Please if someone could help me with this question, I don't know where I should start.
triangle is created by the y-axis, the x-axis and the tangent to f(x)=2/x. Show that the area of this triangle is constant.

 

[Deleted member 4993]

Please if someone could help me with this question, I don't know where I should start.
triangle is created by the y-axis, the x-axis and the tangent to f(x)=2/x. Show that the area of this triangle is constant.

First of all - make a sketch.

 

[stapel]

Please if someone could help me with this question, I don't know where I should start.
triangle is created by the y-axis, the x-axis and the tangent to f(x)=2/x. Show that the area of this triangle is constant.

After you've done the drawing, think about the formula for the area A of a triangle, given the base b and the height h. How might you relate this formula to the x- and y-axes? Given that the third side (which cuts the x- and y-axes to form the base and the height) is tangent to f(x) = 2/x, what then must the slope of the tangent be, for a given value of x? And so forth.
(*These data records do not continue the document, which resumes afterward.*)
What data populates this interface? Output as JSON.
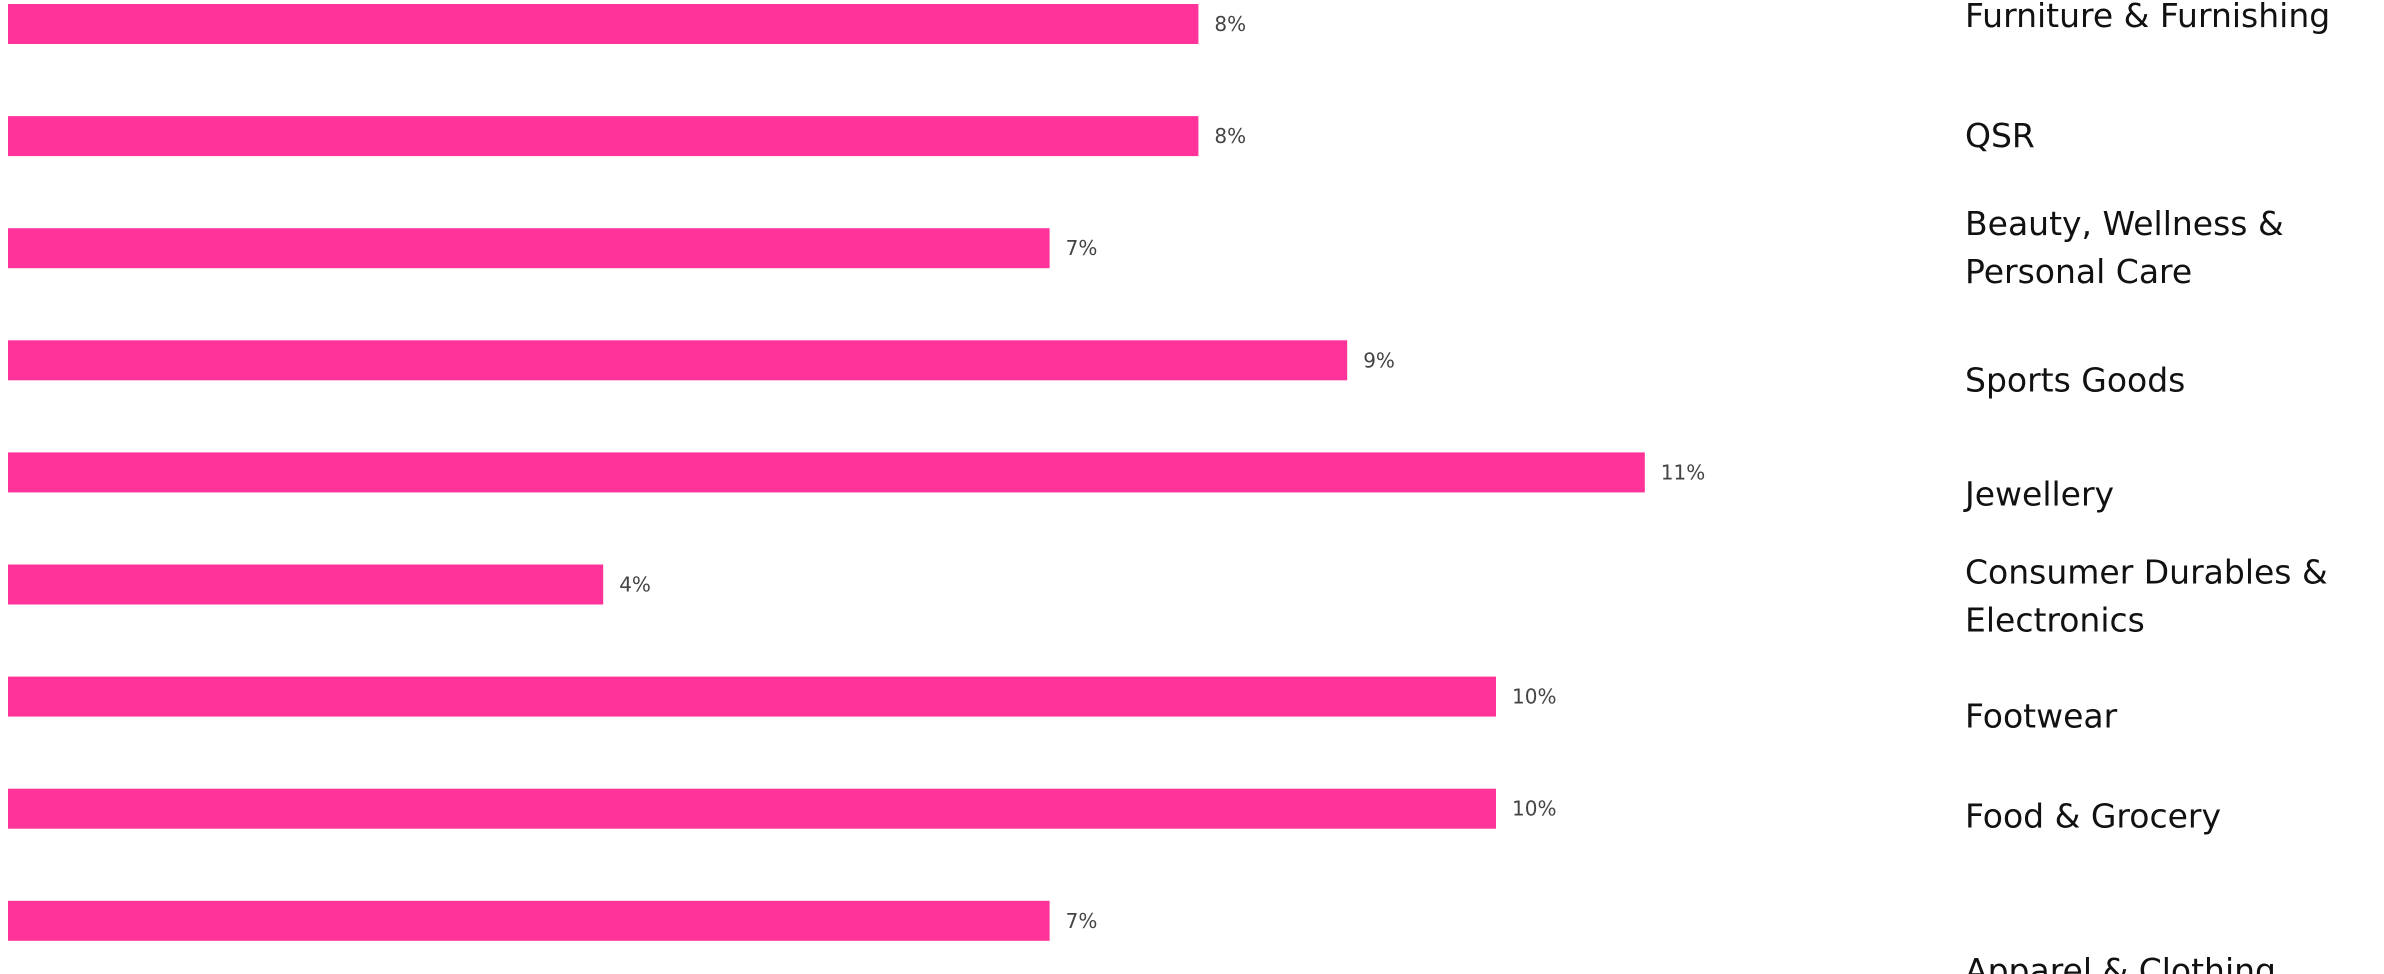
{
  "chart_data": {
    "type": "bar",
    "orientation": "horizontal",
    "categories": [
      "Furniture &  Furnishing",
      "QSR",
      "Beauty, Wellness & Personal Care",
      "Sports Goods",
      "Jewellery",
      "Consumer Durables & Electronics",
      "Footwear",
      "Food & Grocery",
      "Apparel & Clothing"
    ],
    "category_lines": [
      [
        "Furniture &  Furnishing"
      ],
      [
        "QSR"
      ],
      [
        "Beauty, Wellness &",
        "Personal Care"
      ],
      [
        "Sports Goods"
      ],
      [
        "Jewellery"
      ],
      [
        "Consumer Durables &",
        "Electronics"
      ],
      [
        "Footwear"
      ],
      [
        "Food & Grocery"
      ],
      [
        "Apparel & Clothing"
      ]
    ],
    "values": [
      8,
      8,
      7,
      9,
      11,
      4,
      10,
      10,
      7
    ],
    "value_labels": [
      "8%",
      "8%",
      "7%",
      "9%",
      "11%",
      "4%",
      "10%",
      "10%",
      "7%"
    ],
    "value_axis_unit": "%",
    "xlim": [
      0,
      11
    ],
    "grid": false,
    "legend": "none",
    "bar_color": "#FF3399",
    "title": "",
    "xlabel": "",
    "ylabel": ""
  }
}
If you bog down, please reply showing all of your steps and reasoning. Thank you!

 

[SAMUELK]

Please if someone could help me with this question, I don't know where I should start.
triangle is created by the y-axis, the x-axis and the tangent to f(x)=2/x. Show that the area of this triangle is constant.

And:
Second of all: Pick a point x0. Derive the EQUATION of the line tangent to y = 2/x at x = x0.
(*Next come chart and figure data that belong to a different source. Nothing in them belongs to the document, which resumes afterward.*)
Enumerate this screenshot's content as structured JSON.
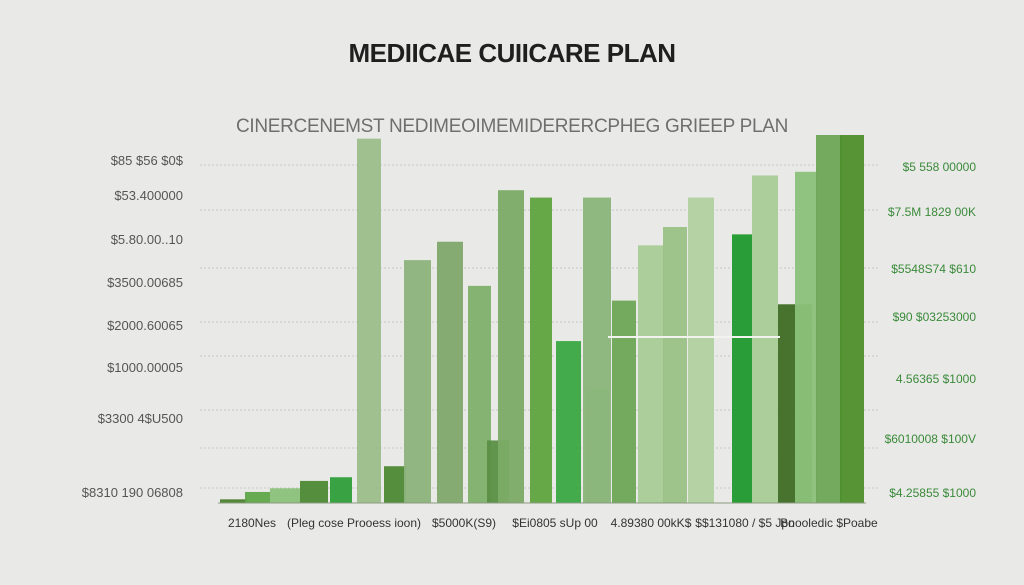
{
  "title": "MEDIICAE CUIICARE PLAN",
  "subtitle": "CINERCENEMST NEDIMEOIMEMIDERERCPHEG GRIEEP PLAN",
  "colors": {
    "background": "#e9e9e7",
    "dark_green": "#4d7f2f",
    "mid_green": "#73a84a",
    "bright_green": "#2f9e3a",
    "pale_green": "#a9c79a",
    "muted_green": "#8cb37c"
  },
  "chart_data": {
    "type": "bar",
    "title": "MEDIICAE CUIICARE PLAN",
    "subtitle": "CINERCENEMST NEDIMEOIMEMIDERERCPHEG GRIEEP PLAN",
    "left_tick_labels": [
      "$85 $56 $0$",
      "$53.400000",
      "$5.80.00..10",
      "$3500.00685",
      "$2000.60065",
      "$1000.00005",
      "$3300 4$U500",
      "$8310 190 06808"
    ],
    "right_tick_labels": [
      "$5 558 00000",
      "$7.5M 1829 00K",
      "$5548S74 $610",
      "$90 $03253000",
      "4.56365 $1000",
      "$6010008 $100V",
      "$4.25855 $1000"
    ],
    "x_tick_labels": [
      "2180Nes",
      "(Pleg cose Prooess ioon)",
      "$5000K(S9)",
      "$Ei0805 sUp 00",
      "4.89380 00kK$",
      "$$131080 / $5 Jpo",
      "Bnooledic $Poabe"
    ],
    "grid": true,
    "y_range": [
      0,
      100
    ],
    "bars": [
      {
        "value": 1,
        "color": "#4d7f2f"
      },
      {
        "value": 3,
        "color": "#5fa74a"
      },
      {
        "value": 4,
        "color": "#8cc17a"
      },
      {
        "value": 6,
        "color": "#4d8a35"
      },
      {
        "value": 7,
        "color": "#2f9e3a"
      },
      {
        "value": 99,
        "color": "#9cbf8a"
      },
      {
        "value": 10,
        "color": "#4d8a35"
      },
      {
        "value": 66,
        "color": "#8cb37c"
      },
      {
        "value": 71,
        "color": "#7fa86b"
      },
      {
        "value": 59,
        "color": "#7fb06a"
      },
      {
        "value": 17,
        "color": "#5a8f45"
      },
      {
        "value": 85,
        "color": "#7bab65"
      },
      {
        "value": 83,
        "color": "#5fa33f"
      },
      {
        "value": 44,
        "color": "#3aa843"
      },
      {
        "value": 31,
        "color": "#a7c994"
      },
      {
        "value": 83,
        "color": "#8ab57a"
      },
      {
        "value": 55,
        "color": "#6ea655"
      },
      {
        "value": 70,
        "color": "#a9cc96"
      },
      {
        "value": 75,
        "color": "#9bc286"
      },
      {
        "value": 83,
        "color": "#b2d1a0"
      },
      {
        "value": 73,
        "color": "#1f9a2e"
      },
      {
        "value": 89,
        "color": "#a9cc96"
      },
      {
        "value": 54,
        "color": "#3f6d24"
      },
      {
        "value": 90,
        "color": "#8cc17a"
      },
      {
        "value": 100,
        "color": "#6ea655"
      },
      {
        "value": 112,
        "color": "#4e8f2c"
      }
    ]
  }
}
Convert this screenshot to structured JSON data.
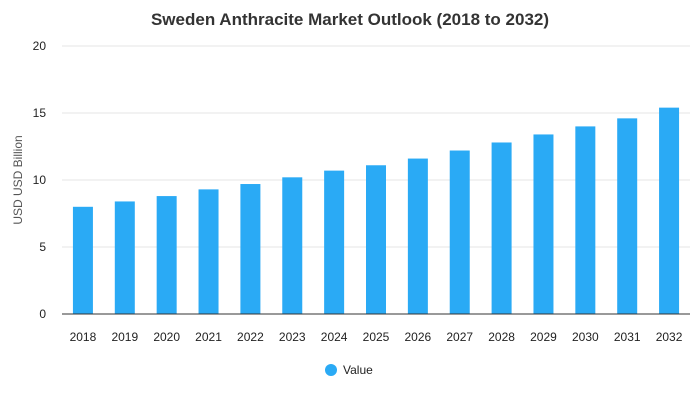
{
  "chart_data": {
    "type": "bar",
    "title": "Sweden Anthracite Market Outlook (2018 to 2032)",
    "xlabel": "",
    "ylabel": "USD USD Billion",
    "categories": [
      "2018",
      "2019",
      "2020",
      "2021",
      "2022",
      "2023",
      "2024",
      "2025",
      "2026",
      "2027",
      "2028",
      "2029",
      "2030",
      "2031",
      "2032"
    ],
    "series": [
      {
        "name": "Value",
        "color": "#2aaaf5",
        "values": [
          8.0,
          8.4,
          8.8,
          9.3,
          9.7,
          10.2,
          10.7,
          11.1,
          11.6,
          12.2,
          12.8,
          13.4,
          14.0,
          14.6,
          15.4
        ]
      }
    ],
    "ylim": [
      0,
      20
    ],
    "yticks": [
      0,
      5,
      10,
      15,
      20
    ],
    "grid": true,
    "legend_position": "bottom"
  }
}
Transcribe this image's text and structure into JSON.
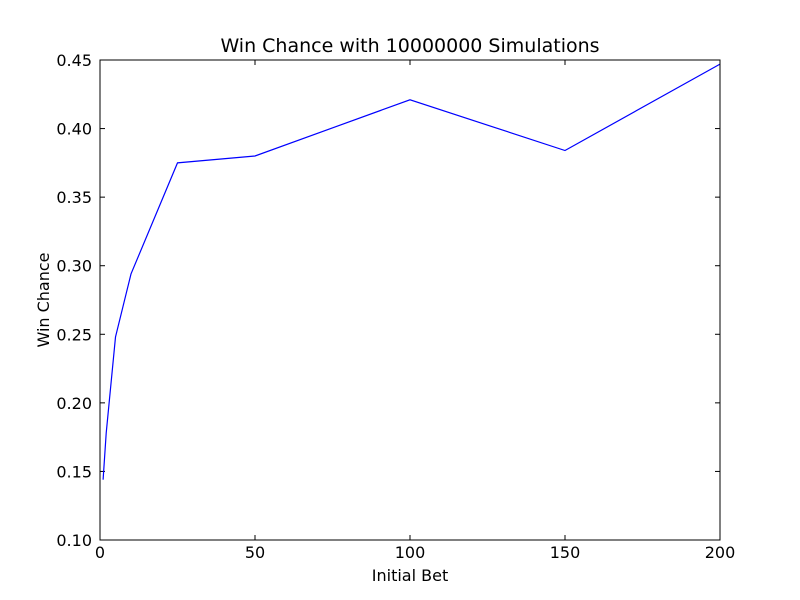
{
  "chart_data": {
    "type": "line",
    "title": "Win Chance with 10000000 Simulations",
    "xlabel": "Initial Bet",
    "ylabel": "Win Chance",
    "xlim": [
      0,
      200
    ],
    "ylim": [
      0.1,
      0.45
    ],
    "x_ticks": [
      0,
      50,
      100,
      150,
      200
    ],
    "x_tick_labels": [
      "0",
      "50",
      "100",
      "150",
      "200"
    ],
    "y_ticks": [
      0.1,
      0.15,
      0.2,
      0.25,
      0.3,
      0.35,
      0.4,
      0.45
    ],
    "y_tick_labels": [
      "0.10",
      "0.15",
      "0.20",
      "0.25",
      "0.30",
      "0.35",
      "0.40",
      "0.45"
    ],
    "grid": false,
    "series": [
      {
        "color": "#0000ff",
        "x": [
          1,
          2,
          5,
          10,
          25,
          50,
          100,
          150,
          200
        ],
        "y": [
          0.144,
          0.178,
          0.248,
          0.294,
          0.375,
          0.38,
          0.421,
          0.384,
          0.447
        ]
      }
    ]
  }
}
Third: Find the y-intercept of that line. Then find the x-intercept.

Them's your base and height.

 

[pka]

Please if someone could help me with this question, I don't know where I should start.
triangle is created by the y-axis, the x-axis and the tangent to f(x)=2/x. Show that the area of this triangle is constant.
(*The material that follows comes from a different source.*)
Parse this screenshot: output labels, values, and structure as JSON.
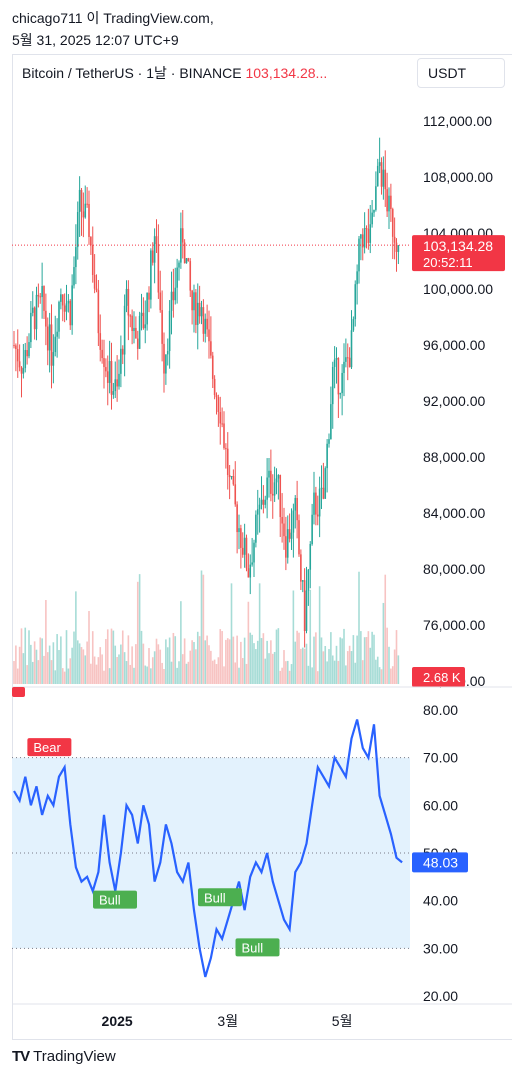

Suppose that $\displaystyle \left( {a,\frac{2}{a}} \right),~a>0$ is a point on the graph of $\displaystyle y=\left( {\frac{2}{x}} \right)$

Now $\displaystyle y - \frac{2}{a} = \frac{{ - 2}}{{{a^2}}}\left( {x - a} \right)$ is the line tangent to the graph at that point. The $\displaystyle x~\&~y$ intercepts are the acute vertices of the triangle the area of which you are asked to show is a constant independent of $\displaystyle a$.